Citigroup banker faces 30 years in jail after admitting $22m fraud
Thursday, 8 September 2011
Former Citigroup banker Gary Foster has pleaded guilty to embezzling $22m (£14m) from the bank, money he spent on a lavish lifestyle of fast cars and fancy apartments. He faces up to 30 years in jail. The 12-year Citigroup veteran spent hundreds of thousands on cars including a Ferrari and a Maserati Gran Turismo, even though he is legally blind and was unable to drive them. He hired a chauffeur. Foster, 35, was arrested in June at John F Kennedy Airport as he was getting off a flight from Bangkok. He had quit the bank in January before Citi had uncovered his scheme. A former treasury finance department executive, Foster earned $100,000 a year managing internal investments at the bank. Prosecutors said his scheme began in September 2003 and continued into 2011. He wired the money from internal Citi accounts into his personal bank account and covered up his tracks by assigning phony contract or deal numbers to the transfers to make them appear bona fide. According to prosecutors, between July and December 2010, he moved around $14.4m from Citigroup's debt adjustment account and $900,000 from the bank's interest expense account to his personal account in eight separate wire transfers. In a single transfer, on 8 November, he is alleged to have wired himself $3.9m.
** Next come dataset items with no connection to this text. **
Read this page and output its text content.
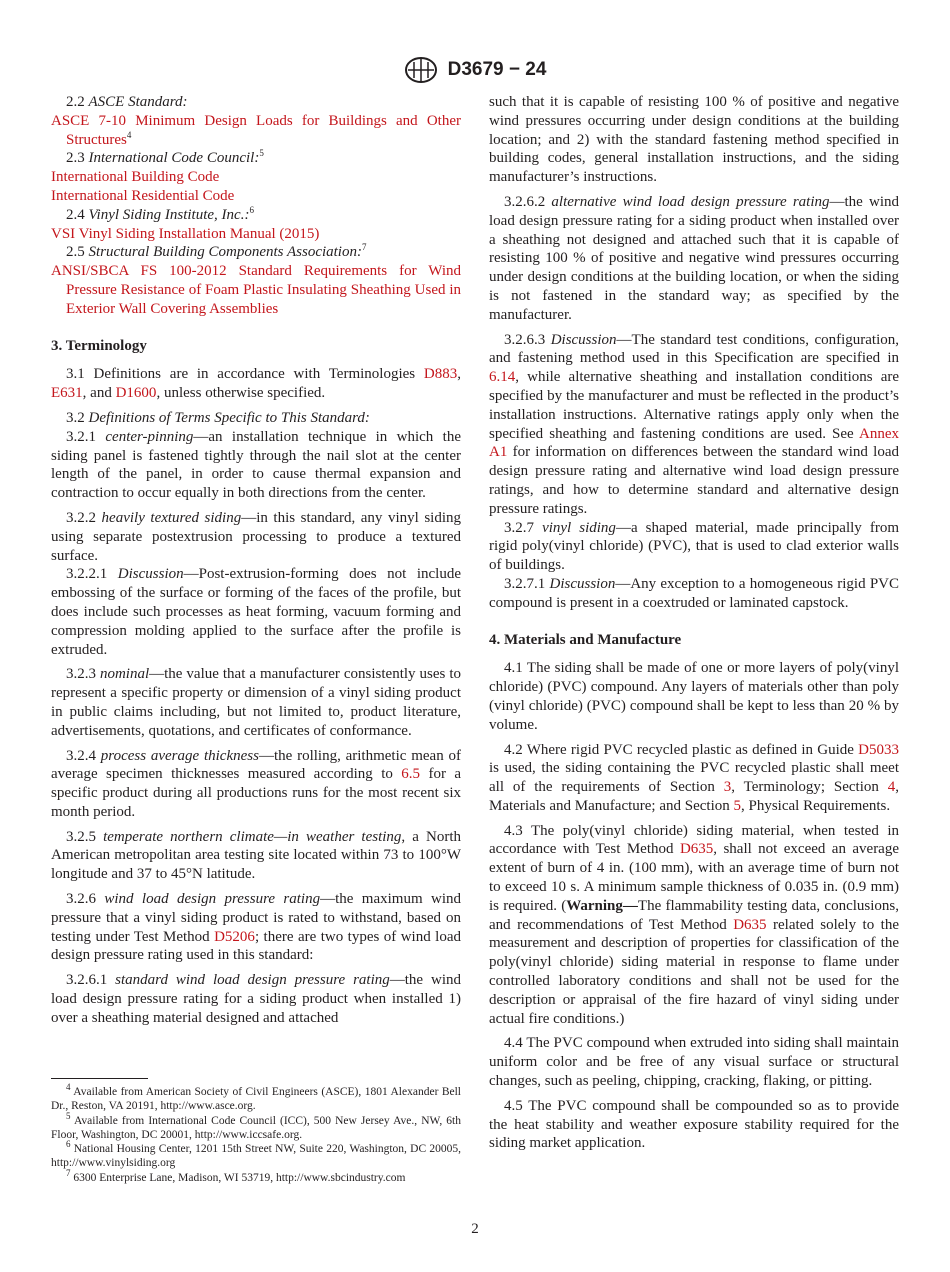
D3679 − 24

2.2 ASCE Standard:

ASCE 7-10 Minimum Design Loads for Buildings and Other Structures$^4$

2.3 International Code Council:$^5$

International Building Code

International Residential Code

2.4 Vinyl Siding Institute, Inc.:$^6$

VSI Vinyl Siding Installation Manual (2015)

2.5 Structural Building Components Association:$^7$

ANSI/SBCA FS 100-2012 Standard Requirements for Wind Pressure Resistance of Foam Plastic Insulating Sheathing Used in Exterior Wall Covering Assemblies

3. Terminology

3.1 Definitions are in accordance with Terminologies D883, E631, and D1600, unless otherwise specified.

3.2 Definitions of Terms Specific to This Standard:

3.2.1 center-pinning—an installation technique in which the siding panel is fastened tightly through the nail slot at the center length of the panel, in order to cause thermal expansion and contraction to occur equally in both directions from the center.

3.2.2 heavily textured siding—in this standard, any vinyl siding using separate postextrusion processing to produce a textured surface.

3.2.2.1 Discussion—Post-extrusion-forming does not include embossing of the surface or forming of the faces of the profile, but does include such processes as heat forming, vacuum forming and compression molding applied to the surface after the profile is extruded.

3.2.3 nominal—the value that a manufacturer consistently uses to represent a specific property or dimension of a vinyl siding product in public claims including, but not limited to, product literature, advertisements, quotations, and certificates of conformance.

3.2.4 process average thickness—the rolling, arithmetic mean of average specimen thicknesses measured according to 6.5 for a specific product during all productions runs for the most recent six month period.

3.2.5 temperate northern climate—in weather testing, a North American metropolitan area testing site located within 73 to 100°W longitude and 37 to 45°N latitude.

3.2.6 wind load design pressure rating—the maximum wind pressure that a vinyl siding product is rated to withstand, based on testing under Test Method D5206; there are two types of wind load design pressure rating used in this standard:

3.2.6.1 standard wind load design pressure rating—the wind load design pressure rating for a siding product when installed 1) over a sheathing material designed and attached

such that it is capable of resisting 100 % of positive and negative wind pressures occurring under design conditions at the building location; and 2) with the standard fastening method specified in building codes, general installation instructions, and the siding manufacturer’s instructions.

3.2.6.2 alternative wind load design pressure rating—the wind load design pressure rating for a siding product when installed over a sheathing not designed and attached such that it is capable of resisting 100 % of positive and negative wind pressures occurring under design conditions at the building location, or when the siding is not fastened in the standard way; as specified by the manufacturer.

3.2.6.3 Discussion—The standard test conditions, configuration, and fastening method used in this Specification are specified in 6.14, while alternative sheathing and installation conditions are specified by the manufacturer and must be reflected in the product’s installation instructions. Alternative ratings apply only when the specified sheathing and fastening conditions are used. See Annex A1 for information on differences between the standard wind load design pressure rating and alternative wind load design pressure ratings, and how to determine standard and alternative design pressure ratings.

3.2.7 vinyl siding—a shaped material, made principally from rigid poly(vinyl chloride) (PVC), that is used to clad exterior walls of buildings.

3.2.7.1 Discussion—Any exception to a homogeneous rigid PVC compound is present in a coextruded or laminated capstock.

4. Materials and Manufacture

4.1 The siding shall be made of one or more layers of poly(vinyl chloride) (PVC) compound. Any layers of materials other than poly (vinyl chloride) (PVC) compound shall be kept to less than 20 % by volume.

4.2 Where rigid PVC recycled plastic as defined in Guide D5033 is used, the siding containing the PVC recycled plastic shall meet all of the requirements of Section 3, Terminology; Section 4, Materials and Manufacture; and Section 5, Physical Requirements.

4.3 The poly(vinyl chloride) siding material, when tested in accordance with Test Method D635, shall not exceed an average extent of burn of 4 in. (100 mm), with an average time of burn not to exceed 10 s. A minimum sample thickness of 0.035 in. (0.9 mm) is required. (Warning—The flammability testing data, conclusions, and recommendations of Test Method D635 related solely to the measurement and description of properties for classification of the poly(vinyl chloride) siding material in response to flame under controlled laboratory conditions and shall not be used for the description or appraisal of the fire hazard of vinyl siding under actual fire conditions.)

4.4 The PVC compound when extruded into siding shall maintain uniform color and be free of any visual surface or structural changes, such as peeling, chipping, cracking, flaking, or pitting.

4.5 The PVC compound shall be compounded so as to provide the heat stability and weather exposure stability required for the siding market application.

$^4$ Available from American Society of Civil Engineers (ASCE), 1801 Alexander Bell Dr., Reston, VA 20191, http://www.asce.org.

$^5$ Available from International Code Council (ICC), 500 New Jersey Ave., NW, 6th Floor, Washington, DC 20001, http://www.iccsafe.org.

$^6$ National Housing Center, 1201 15th Street NW, Suite 220, Washington, DC 20005, http://www.vinylsiding.org

$^7$ 6300 Enterprise Lane, Madison, WI 53719, http://www.sbcindustry.com

2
The US Attorney's Office in Brooklyn has already seized $16m in assets including his cars, an exclusive apartment in Manhattan's Rockefeller Centre, an apartment in Brooklyn and mansion in Englewood Cliffs, New Jersey. "The defendant violated his employer's trust and stole a stunning amount of money over an extended period of time to finance his personal lifestyle," said US attorney Loretta Lynch. "We will vigorously investigate and prosecute such conduct and seek to recover as much of the proceeds as possible."